16- Avec l’urbanisation, le travail et le mode de vie moderne, le Tunisien, tout le temps sous pression, est enclin à consommer de plus en plus des aliments industriels transformés. Les industries agroalimentaires sont en plein boom et ont réalisé d’énormes progrès. L’offre en produits alimentaire sur les rayons des magasins est très variée et diversifiée. Un système d’information sanitaire serait intéressant pour aider rapidement le consommateur à prendre sa décision et passer à l’acte d’achat. Ce système serait important à la fois pour le consommateur qui achèterait des aliments favorables à sa santé (sans qu’ils ne soient diététiques), à l’industriel pour améliorer la qualité nutritionnelle de ses produits et réduire les apports de sel et de sucre et huiles végétales. Il est également avantageux pour le pays suite à une réduction des frais de santé et des citoyens en bonne santé et performants.

En guise de conclusion

17- L’information nutritionnelle vient en complément à l’étiquetage et à la surveillance de la qualité sanitaire des aliments. Le système graphique d’information nutritionnelle peut être un élément d’une stratégie nationale de prévention et de lutte contre les maladies comme l’obésité, le diabète et pathologies cardiovasculaire. Cette stratégie doit comprendre également l’appel à l’activité physique, la lutte contre le tabagisme et l’éducation nutritionnelle du consommateur pour une alimentation saine et équilibrée.

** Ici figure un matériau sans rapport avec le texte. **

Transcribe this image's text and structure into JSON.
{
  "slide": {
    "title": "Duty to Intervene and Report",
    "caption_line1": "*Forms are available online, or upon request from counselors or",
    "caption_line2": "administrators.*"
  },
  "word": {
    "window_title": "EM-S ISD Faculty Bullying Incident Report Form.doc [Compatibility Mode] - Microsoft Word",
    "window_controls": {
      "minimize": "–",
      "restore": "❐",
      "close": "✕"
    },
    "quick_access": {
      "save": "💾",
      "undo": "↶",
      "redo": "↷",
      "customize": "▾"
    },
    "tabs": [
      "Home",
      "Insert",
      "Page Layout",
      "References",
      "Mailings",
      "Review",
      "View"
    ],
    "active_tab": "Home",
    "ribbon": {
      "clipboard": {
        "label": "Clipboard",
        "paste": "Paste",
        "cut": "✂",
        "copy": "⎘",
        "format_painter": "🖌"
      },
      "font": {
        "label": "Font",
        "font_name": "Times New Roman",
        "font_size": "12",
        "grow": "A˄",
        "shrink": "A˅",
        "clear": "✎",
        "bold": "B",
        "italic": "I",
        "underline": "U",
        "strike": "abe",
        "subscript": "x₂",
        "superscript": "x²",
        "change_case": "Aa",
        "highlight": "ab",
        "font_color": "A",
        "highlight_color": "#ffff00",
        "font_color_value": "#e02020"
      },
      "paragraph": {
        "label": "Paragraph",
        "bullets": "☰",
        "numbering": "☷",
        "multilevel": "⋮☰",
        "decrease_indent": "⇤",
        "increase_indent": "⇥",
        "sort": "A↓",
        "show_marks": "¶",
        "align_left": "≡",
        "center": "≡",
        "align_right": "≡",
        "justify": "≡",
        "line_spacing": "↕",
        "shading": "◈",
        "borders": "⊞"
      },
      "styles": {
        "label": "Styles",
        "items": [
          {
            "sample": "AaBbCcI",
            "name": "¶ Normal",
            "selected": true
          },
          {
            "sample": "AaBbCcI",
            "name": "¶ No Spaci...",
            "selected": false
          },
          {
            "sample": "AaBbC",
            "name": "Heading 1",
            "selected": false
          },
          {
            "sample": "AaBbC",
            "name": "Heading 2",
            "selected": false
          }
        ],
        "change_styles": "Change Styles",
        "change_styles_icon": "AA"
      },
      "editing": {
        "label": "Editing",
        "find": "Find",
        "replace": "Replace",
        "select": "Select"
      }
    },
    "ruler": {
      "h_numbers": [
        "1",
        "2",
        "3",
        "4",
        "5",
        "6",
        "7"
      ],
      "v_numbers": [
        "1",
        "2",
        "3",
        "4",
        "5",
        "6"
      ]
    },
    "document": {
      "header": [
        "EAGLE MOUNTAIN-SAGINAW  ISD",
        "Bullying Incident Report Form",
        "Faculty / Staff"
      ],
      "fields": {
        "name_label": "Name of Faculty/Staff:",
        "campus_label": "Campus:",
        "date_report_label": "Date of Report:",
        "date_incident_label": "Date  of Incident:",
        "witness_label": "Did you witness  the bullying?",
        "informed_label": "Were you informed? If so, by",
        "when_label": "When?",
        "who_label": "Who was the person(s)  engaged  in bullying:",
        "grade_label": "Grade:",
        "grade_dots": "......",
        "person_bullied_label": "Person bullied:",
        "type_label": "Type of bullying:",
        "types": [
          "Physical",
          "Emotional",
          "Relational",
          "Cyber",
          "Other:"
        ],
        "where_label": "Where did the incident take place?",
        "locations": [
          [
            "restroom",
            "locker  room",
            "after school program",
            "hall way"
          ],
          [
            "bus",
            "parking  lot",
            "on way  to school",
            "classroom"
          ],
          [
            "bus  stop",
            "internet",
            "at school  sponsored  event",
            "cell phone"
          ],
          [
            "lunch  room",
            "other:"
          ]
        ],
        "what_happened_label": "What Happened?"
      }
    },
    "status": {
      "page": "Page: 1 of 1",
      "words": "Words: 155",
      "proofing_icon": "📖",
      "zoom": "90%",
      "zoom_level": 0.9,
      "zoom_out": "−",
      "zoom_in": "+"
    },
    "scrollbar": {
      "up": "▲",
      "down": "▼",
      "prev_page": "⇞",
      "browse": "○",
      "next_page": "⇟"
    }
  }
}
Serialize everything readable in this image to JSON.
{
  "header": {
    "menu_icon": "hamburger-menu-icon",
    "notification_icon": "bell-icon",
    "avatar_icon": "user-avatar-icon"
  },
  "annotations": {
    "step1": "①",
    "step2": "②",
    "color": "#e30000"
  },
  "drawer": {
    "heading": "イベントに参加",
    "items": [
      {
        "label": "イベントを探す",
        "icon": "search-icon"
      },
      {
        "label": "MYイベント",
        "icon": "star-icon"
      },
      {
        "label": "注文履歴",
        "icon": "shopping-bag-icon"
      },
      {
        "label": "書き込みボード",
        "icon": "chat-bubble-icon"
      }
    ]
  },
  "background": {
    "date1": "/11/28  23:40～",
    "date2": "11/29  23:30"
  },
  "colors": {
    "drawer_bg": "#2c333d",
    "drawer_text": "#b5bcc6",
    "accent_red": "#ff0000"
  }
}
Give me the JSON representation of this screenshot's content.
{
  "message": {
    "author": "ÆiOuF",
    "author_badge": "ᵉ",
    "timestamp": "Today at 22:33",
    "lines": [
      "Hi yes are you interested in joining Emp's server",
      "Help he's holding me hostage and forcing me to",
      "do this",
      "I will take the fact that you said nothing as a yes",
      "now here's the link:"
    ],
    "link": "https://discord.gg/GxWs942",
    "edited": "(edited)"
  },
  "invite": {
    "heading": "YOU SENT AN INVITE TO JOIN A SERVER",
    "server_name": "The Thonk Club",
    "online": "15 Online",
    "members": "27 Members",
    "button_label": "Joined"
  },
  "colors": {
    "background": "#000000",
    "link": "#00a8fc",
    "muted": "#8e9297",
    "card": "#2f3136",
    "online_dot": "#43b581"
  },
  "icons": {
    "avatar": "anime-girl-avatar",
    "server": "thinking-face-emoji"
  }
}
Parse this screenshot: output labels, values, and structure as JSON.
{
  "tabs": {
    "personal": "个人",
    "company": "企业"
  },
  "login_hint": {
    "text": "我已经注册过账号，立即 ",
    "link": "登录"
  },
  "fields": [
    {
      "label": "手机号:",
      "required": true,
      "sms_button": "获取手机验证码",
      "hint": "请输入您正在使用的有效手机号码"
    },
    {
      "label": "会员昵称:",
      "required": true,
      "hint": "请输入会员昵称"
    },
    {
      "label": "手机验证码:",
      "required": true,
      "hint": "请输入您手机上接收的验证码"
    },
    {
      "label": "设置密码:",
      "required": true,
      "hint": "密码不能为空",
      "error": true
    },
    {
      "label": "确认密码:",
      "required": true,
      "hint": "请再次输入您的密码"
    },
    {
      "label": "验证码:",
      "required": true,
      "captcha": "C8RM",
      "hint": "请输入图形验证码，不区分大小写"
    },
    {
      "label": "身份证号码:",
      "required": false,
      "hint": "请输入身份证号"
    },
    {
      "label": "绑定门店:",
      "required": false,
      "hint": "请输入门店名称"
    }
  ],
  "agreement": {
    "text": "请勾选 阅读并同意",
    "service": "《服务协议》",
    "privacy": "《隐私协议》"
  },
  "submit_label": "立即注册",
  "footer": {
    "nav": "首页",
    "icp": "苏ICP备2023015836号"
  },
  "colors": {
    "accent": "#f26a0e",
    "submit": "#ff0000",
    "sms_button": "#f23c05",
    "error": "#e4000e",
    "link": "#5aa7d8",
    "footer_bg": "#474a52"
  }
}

18- L’adoption d’un système graphique d’information nutritionnelle est très importante et urgente. Le Nutri-score est un système de plus en plus utilisé dans les pays de l’Union Européenne. Il revient aux autorités médicales nationales et aux responsables politiques de juger de l’intérêt de son adoption ou d’opter pour un autre système du même genre. La mobilisation de tous (corps médical et autorités sanitaires, industriels, consommateurs et politiques/décideurs) serait indispensable pour la réussite d’une telle entreprise.

19- La Tunisie a une expérience réussie en matière d’information graphique. Il s’agit d’u système d’information énergétique pour l’électroménager qui rappelle un peu le Nutri-score. En effet, depuis 2009, un programme de certification énergétique des équipements électrodomestiques, piloté par l’ANME, a permis « d’instaurer l’obligation de l’étiquetage énergétique des appareils commercialisés sur le marché local afin d’informer les ménages lors de l’acquisition de ces appareils de leurs performances énergétiques… Ce programme prévoit, dans une deuxième étape, l’élimination progressive du marché, les équipements consommateurs d’énergie ». Le logo utilisé pour informer les consommateurs comprend 8 classes énergétiques de 1 à 8 correspondants à des couleurs allant du bleu au rouge.

Le chiffre 1 correspond aux équipements les plus économes d’énergie et le 8 aux plus énergivores. Ce programme permet d’aider le citoyen dans le choix de ses appareils électroménagers et le sensibiliser à la question environnementale. Le citoyen a intérêt d’acheter des équipements économes d’énergie se trouvant dans les trois premières classes même si c’est plus cher que d’autres du bas du logo mais meilleur marché.

20- La mise en place d’un tel système pour l’information nutritionnelle couterait certainement cher. Toutefois les bénéfices en vies humaines, santé des citoyens et dépenses de santé publique seront beaucoup plus importants.